A fairway driver is a disc within the speed range of 6-9. That being said, when you do not need to bomb a drive, then you throw a fairway driver. I would not say fairway drivers are for accuracy, rather just shorter holes on "tweener shots" where you have to choose between fairway or midrange. I throw fairways on holes from 270-315 or so. I can throw my buzzz 300 but that is with a harder pull and is often inconsistent. There are overstable, stable, and understable fairway drivers.

I prefer the Champion Leopard, Elite Z XS, and Champion Banshee.
I'm all about the Champ Teebird, Champ TL, Stalker, and Leopard.
I carry xls, stalkers,& talons. My fastest discs are avengers.
I use fairway drivers for distance control. If im tee'ing off on a 300 ft. hole, I would rather throw my full throw with a teebird, than an akward 1/2 power throw with a boss. This keeps my throwing motion consistent, and I am just changing the disc. Fairway drivers aren't any more accurate than distance drivers, they just don't go as far. That said, you can use fairway drivers anytime the distance (or lack of) calls for it, it doesn't matter if you're teeing off or approaching.

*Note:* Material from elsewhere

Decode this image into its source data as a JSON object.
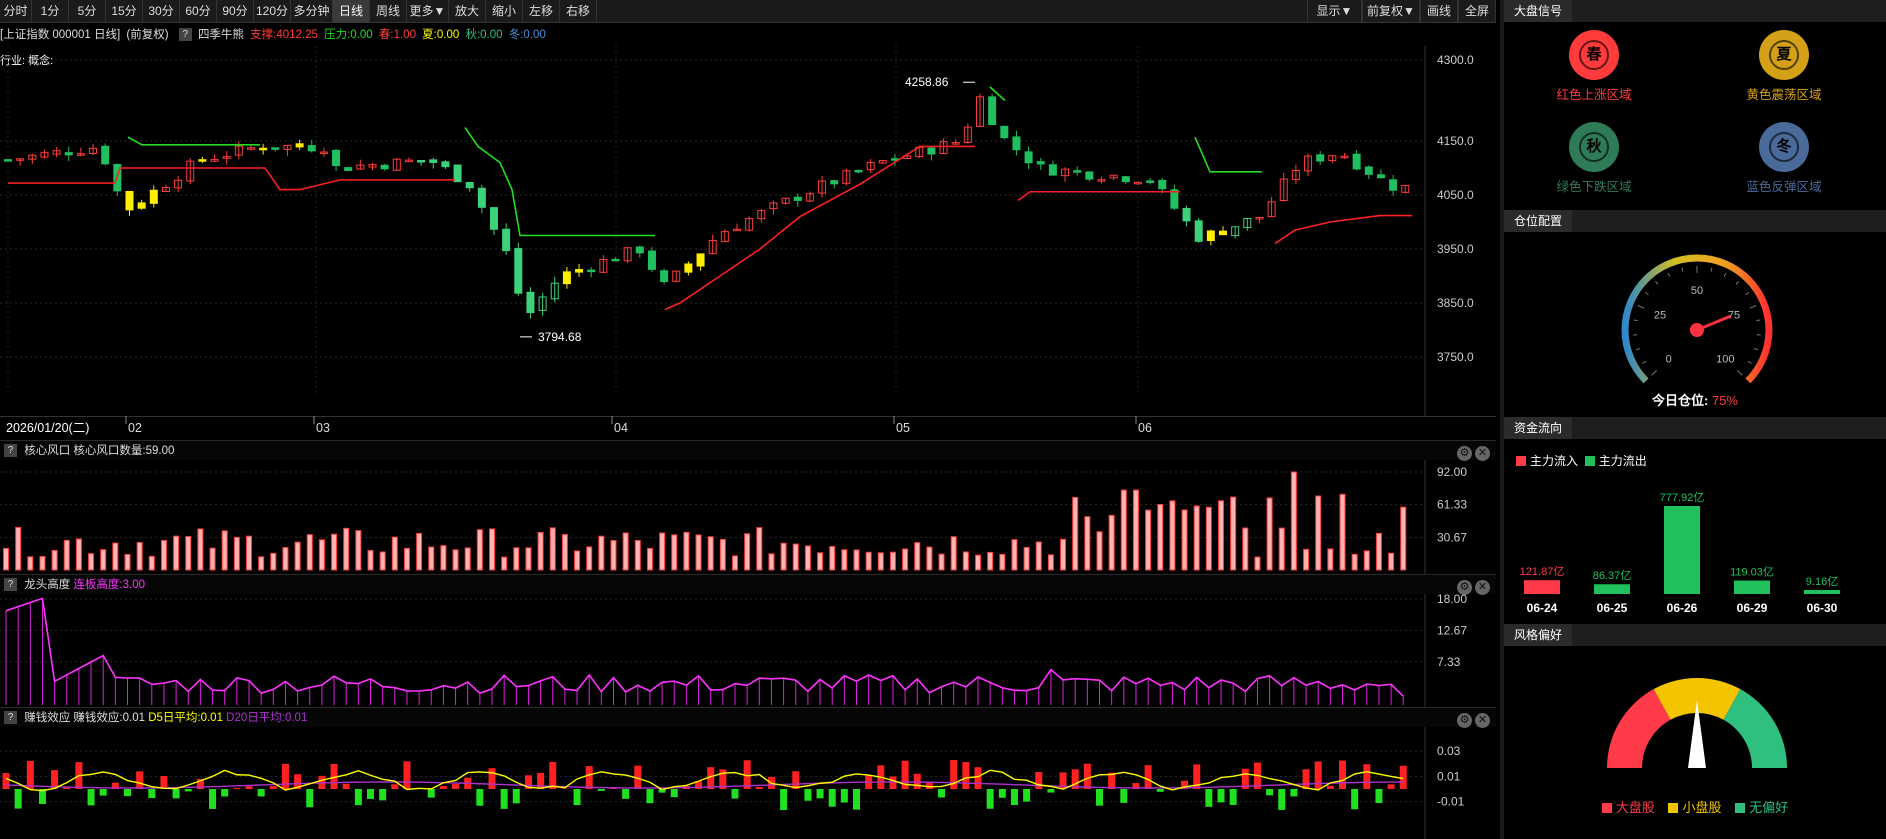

Just as I have a range of stabilities for my distance drivers, I also have a range of stabilities for my fairway drivers, e.g., (xcal/boss/roadrunner -- banshee/teebird/leopard). I would base accuracy according to stability, not distance. I consider more overstable discs to be more accurate simply because they are more predictable.

Although the teebird is probably my favorite fairway driver, the Squall is a close second. The Squall is technically classified as a midrange, but it is definitely on the faster end of the midrange Spectrum. I consider the the Squall to be a hybrid disc between a midrange and a driver. I think you would especially appreciate the driver-like feel and grip since you don't like the feel of traditional midrange discs. From what I gather from your post, I think the Squall would serve perfectly as your midrange/fairway driver. It has moderate overstability, and really holds a line well. I hope this helps answer your question.

-Rob
My Leopard was my first real driver, when i started was throwing it longer than the distance drivers. Been playing for 4 months now and I have discs that i throw further now... Fact was i wasnt getting up to the speeds that the longer drivers required. But built up a repoire with the Leopard and have learnt to flip it really well. So personally I use it on Right Dog leg holes. I might sacrifice 10 metres (30 feet) but its worth it for the consistancy i get out the disc.